MacNeil was lucky enough to coach some of the brightest future stars of the Montreal Canadiens through their first professional steps, including Larry Robinson, Ken Dryden, Guy Lapointe, Bob Gainey, and Steve Shutt. MacNeil was promoted up to the Canadiens to serve as Director of Player Personnel for the 1977-78 season, ultimately resigning to take over as head coach of the Atlanta Flames in 1979. He still works in pro hockey these days as an amateur scout for the Calgary Flames, a management career that will hit the 50 year mark next season.

Paulin Bordeleau was head coach of the Fredericton Canadiens from 1990 to 1997, bringing up numerous players for the 1993 Stanley Cup victory for the Montreal Canadiens, including Benoit Brunet, Gilbert Dionne, Turner Stevenson, Paul Dipietro, and Jesse Belanger.

As a result of the talent drain that season, the Fredericton Canadiens missed the AHL playoffs for only the second time in the farm teams history, the first being the 1985-86 season when the Montreal Canadiens also drained the minor-league club to win the Stanley Cup in.

Bordeleau was also able to prepare a whole litany of players who would go on to have long NHL careers: Oleg Petrov, Donald Brashear, Brian Savage, Craig Conroy, Darcy Tucker, and Craig Rivet to name a few. The team missed the playoffs for a second time in 1997 under his guidance, after which his contract was not renewed by General Manager Réjean Houle.

The two were at odds over Bordeleau’s decision to suit up for the Fredericton Canadiens as a player at age 44 as the team was short on players due to call-ups to Montreal; a decision that Bordeleau took without consulting the beleaguered GM. In his return game, nine years after retiring, Bordeleau got two assists and received the first star of the game.

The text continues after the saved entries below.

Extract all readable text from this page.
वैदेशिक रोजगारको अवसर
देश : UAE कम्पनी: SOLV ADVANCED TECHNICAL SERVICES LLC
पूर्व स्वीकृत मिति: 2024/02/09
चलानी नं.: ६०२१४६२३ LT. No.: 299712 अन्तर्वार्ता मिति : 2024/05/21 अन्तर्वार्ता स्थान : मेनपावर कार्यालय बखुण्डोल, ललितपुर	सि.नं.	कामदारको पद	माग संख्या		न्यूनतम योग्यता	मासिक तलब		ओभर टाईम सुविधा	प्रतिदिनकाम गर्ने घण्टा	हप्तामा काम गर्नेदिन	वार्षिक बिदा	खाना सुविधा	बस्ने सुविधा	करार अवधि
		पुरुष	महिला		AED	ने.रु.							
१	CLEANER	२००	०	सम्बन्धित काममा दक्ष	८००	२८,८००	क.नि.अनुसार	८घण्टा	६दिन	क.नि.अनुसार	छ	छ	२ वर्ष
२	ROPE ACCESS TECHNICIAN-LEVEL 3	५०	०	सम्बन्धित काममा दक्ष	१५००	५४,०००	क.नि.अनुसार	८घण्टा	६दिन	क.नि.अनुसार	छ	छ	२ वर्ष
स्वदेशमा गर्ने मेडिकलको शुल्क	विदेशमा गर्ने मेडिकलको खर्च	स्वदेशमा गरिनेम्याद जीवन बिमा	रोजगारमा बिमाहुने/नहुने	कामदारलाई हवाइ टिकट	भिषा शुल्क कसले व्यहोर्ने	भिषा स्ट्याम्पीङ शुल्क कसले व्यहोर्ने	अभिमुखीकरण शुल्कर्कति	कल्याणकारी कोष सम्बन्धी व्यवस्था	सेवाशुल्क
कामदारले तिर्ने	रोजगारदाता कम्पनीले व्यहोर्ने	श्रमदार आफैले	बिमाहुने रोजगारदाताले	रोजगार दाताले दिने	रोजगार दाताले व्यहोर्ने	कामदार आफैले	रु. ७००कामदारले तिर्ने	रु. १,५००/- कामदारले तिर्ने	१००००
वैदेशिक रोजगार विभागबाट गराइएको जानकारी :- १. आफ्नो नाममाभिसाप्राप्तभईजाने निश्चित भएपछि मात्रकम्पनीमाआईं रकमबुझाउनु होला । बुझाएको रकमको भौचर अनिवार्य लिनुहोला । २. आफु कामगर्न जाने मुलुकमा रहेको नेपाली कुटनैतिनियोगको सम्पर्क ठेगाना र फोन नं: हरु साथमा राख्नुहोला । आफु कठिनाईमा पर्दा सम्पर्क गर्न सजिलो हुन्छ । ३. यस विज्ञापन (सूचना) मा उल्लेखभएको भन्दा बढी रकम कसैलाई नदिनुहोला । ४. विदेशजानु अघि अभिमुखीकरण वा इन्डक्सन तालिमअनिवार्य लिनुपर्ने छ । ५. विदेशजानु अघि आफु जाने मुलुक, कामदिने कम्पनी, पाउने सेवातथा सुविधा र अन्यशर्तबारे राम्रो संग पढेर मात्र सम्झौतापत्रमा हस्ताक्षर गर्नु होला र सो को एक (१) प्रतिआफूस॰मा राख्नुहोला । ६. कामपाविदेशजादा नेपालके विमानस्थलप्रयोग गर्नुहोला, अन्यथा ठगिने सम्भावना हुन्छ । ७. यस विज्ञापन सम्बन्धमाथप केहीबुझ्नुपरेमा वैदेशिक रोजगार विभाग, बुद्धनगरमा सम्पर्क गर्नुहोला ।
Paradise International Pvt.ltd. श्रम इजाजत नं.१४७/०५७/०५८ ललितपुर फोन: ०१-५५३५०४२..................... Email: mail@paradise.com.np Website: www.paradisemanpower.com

“I told him I would prefer to not see him in uniform again,” said an unamused Houle when asked about it the following day, but Bordeleau played two more games, adding a goal and an assist to his stat line before retiring as a player for good. The team never won a Calder Cup under Bordeleau’s watch, but did make it to the finals in 1995, losing in four straight games to the Albany River Rats.